4 Replies Latest reply on Nov 5, 2012 8:46 PM by Bill Robinson

    NSH script job hang

      Hi all,


      Got a bit of a weird issue where my NSH job seems to hung on a few servers. Out of almost 500 servers the job just sits and does nothing on 15 of them,nothing ing the job log. It doesn't time out or fail and most time I end up having to cancel it.


      The job itself doesnt doesn't do anything exciting just queries the servers about running processes and rpms installed.


      I've tried restarting and reinstalling the RSCD agents on the servers with the issues with no luck.


      Anyone able to help at all?



        • 1. Re: NSH script job hang
          Bill Robinson

          what specifically is the script doing ?  can you attach the script?


          is there anything common about the boxes it hangs on, eg same vlan, same os?  does it hang on the same 15 servers all the time ?


          more details about your env - how many appservers, max heap settings, etc ?


          have you tried running the hanging agents w/ debug logging enabled ?


          can you easily reproduce this ?

          • 2. Re: NSH script job hang



            I've attached the script:


            Unfortunatley there appears to nothing linking the servers, happening on different OS/kernel versions and accross multiple vlans.
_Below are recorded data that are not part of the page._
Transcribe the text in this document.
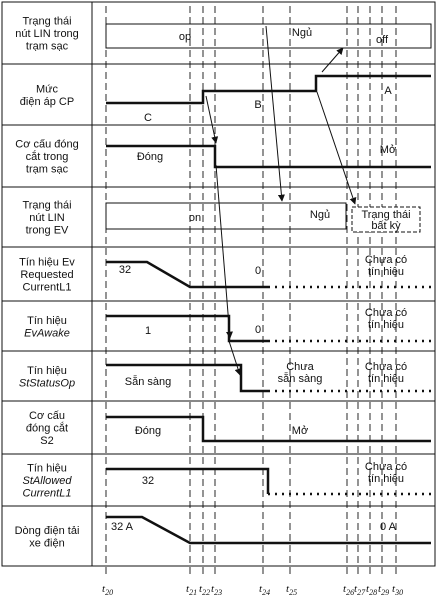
Trạng thái
nút LIN trong
trạm sạc
Mức
điện áp CP
Cơ cấu đóng
cắt trong
trạm sạc
Trạng thái
nút LIN
trong EV
Tín hiệu Ev
Requested
CurrentL1
Tín hiệu
EvAwake
Tín hiệu
StStatusOp
Cơ cấu
đóng cắt
S2
Tín hiệu
StAllowed
CurrentL1
Dòng điện tải
xe điện
op	Ngủ
off
C
B
A
Đóng
Mở
on	Ngủ	Trạng thái
bất kỳ
32	0
Chưa có
tín hiệu
1	0
Chưa có
tín hiệu
Sẵn sàng
Chưa
sẵn sàng
Chưa có
tín hiệu
Đóng	Mở
32
Chưa có
tín hiệu
32 A	0 A
$t_{20}$	$t_{21}$ $t_{22}$ $t_{23}$	$t_{24}$ $t_{25}$	$t_{26}$ $t_{27}$ $t_{28}$ $t_{29}$ $t_{30}$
            Yes it does hang on the same server each time, and easy to produce as it happens everytime i run the script.


            Can you tell me how to enable debugging?



            • 3. Re: NSH script job hang



              I assume you have already tried running the script directly against the problematic target via. NSH instead of a job.

              This way we could rule out anything from the script to be responsible for the hang.


              What version are the targets where teh hang is being seen? Is it different than the ones where its works?


              By debug logging I think Bill might be referring to enabling -x in your script, which you already have, and enabling debug logging for rscd and a couple of other things on the target.

              On Unix, you would do this by modifying the /usr/lib/rsc/log4crc.txt and using the logging priority level of "debug" in following lines:

              <category name="rscd" priority="info1" appender="/opt/bmc/bladelogic/NSH/log/rscd.log" debugappender="/opt/bmc/bladelogic/NSH/log/rscd.log"/>

              <category name="bldeploy" priority="info"/>



              • 4. Re: NSH script job hang
                Bill Robinson

                yes - in the top of the script put a 'set -x', after the shebang.


                another idea is to put in some 'date' statements or hellos or something to see where the hang might be happening as it could be a problem w/ one of the commands you are nexec'ing.